My wife and I walked the streets of Old Town Kraków today, one of my favorite locations in the world. There’s so much meaning and history in every brick and stone that I could walk its streets for the rest of my life and never be bored. The city is quite peaceful and quiet. At least, it makes its pedestrians peaceful — not its drivers. In a word, it is a humane city. You can tell it is made for people. It fits us well. No wonder people like my wife and I desire to be there again and again, unlike many city-Behemoths we have sought to flee.

Old Town is almost perfectly designed. Each street ends with an important institutional building in view: Wawel, churches, the market, town hall, the trade center, gates, the philharmonic, and the many mounds on the city outskirts—all very different than Chicago’s grid system with streets that could theoretically go on without end.

The city’s design also has a recognizable form. When looking at an upside-down map of the city the Old Town almost looks like the outline of a woman: Wawel as the head, the gates of Barbakan as the feet, the Rynek (Market) as the stomach, and the Jagiellonian University as the heart. I wonder if that is intentional or just my wild imagination! However, knowing a little about Renaissance city design, which modeled cities and building on the proportions of the human body (a microcosm of the beautiful cosmos), I would not be surprised to learn this about the city.

The skyline is not superhuman, compact with skyscrapers soaring into the clouds, leaving miniscule man on the ground like an ant.

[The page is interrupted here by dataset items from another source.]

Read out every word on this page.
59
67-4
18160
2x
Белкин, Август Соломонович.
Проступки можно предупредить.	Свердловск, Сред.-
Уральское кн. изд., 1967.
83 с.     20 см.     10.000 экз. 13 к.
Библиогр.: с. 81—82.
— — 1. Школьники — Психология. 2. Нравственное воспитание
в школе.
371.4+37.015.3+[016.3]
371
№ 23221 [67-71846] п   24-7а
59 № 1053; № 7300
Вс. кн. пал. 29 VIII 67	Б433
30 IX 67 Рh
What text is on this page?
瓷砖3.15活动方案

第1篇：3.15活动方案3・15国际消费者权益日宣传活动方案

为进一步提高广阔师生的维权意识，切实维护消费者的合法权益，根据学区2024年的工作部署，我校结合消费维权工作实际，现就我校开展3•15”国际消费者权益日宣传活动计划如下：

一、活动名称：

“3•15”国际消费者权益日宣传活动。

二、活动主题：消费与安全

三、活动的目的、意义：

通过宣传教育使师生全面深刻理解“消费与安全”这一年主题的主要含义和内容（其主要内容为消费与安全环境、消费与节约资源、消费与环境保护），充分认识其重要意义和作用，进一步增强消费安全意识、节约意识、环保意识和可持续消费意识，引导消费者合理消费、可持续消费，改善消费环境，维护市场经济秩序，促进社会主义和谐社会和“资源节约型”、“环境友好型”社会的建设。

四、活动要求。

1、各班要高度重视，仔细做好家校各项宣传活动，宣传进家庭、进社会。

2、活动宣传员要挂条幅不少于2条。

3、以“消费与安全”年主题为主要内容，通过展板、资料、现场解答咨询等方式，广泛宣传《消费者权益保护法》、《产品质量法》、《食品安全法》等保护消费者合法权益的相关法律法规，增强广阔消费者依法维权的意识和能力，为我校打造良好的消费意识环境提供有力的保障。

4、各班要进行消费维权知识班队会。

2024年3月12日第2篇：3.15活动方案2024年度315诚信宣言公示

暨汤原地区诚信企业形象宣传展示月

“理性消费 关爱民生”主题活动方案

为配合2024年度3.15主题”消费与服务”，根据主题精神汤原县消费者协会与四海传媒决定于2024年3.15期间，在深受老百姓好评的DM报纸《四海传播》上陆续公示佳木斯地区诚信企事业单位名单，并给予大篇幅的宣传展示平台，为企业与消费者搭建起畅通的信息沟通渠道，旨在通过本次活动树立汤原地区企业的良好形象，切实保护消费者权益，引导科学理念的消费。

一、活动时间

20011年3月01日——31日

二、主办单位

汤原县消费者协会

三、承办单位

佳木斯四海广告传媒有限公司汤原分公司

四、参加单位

Viewing the city across the Vistula or from Krak’s Mound is nice, but one primarily wants to be in the city. It is not like being in the steel canyons of Chicago’s Loop where one probably just wants to escape. Kraków is built for us to dwell in.

The popular architecture of an era tells us about the esteem with which man is held at that time. Every city is an anthropological statement. The formal design of a building, including its ornamentation or lack thereof, its purpose, and that out of which it is made (formal, final, and material causes) reflect the predominate conception of man, or at least the idea held in the mind of the architect. Kraków (its buildings and design) communicates a dignified, noble idea of man, despite the horrors that took place there over the centuries but especially the last. It reflects Christian humanism.

Lastly, Kraków is a humane city chiefly because it is a liturgical city. That does not just mean that there are many churches within its walls but everything seems to be ordered and offered as a gift to the Lord. The city almost wants shine forth: the people, the buildings, the food, the sounds, the animals; all are beautiful to behold. It is almost like a garden. But it is a city, offering us a glimpse of that heavenly city we all anticipate will descend from heaven like a bride (Revelation 21:10).

Perhaps this is the ultimate reason my wife and I desire to walk the streets of Old Town Kraków.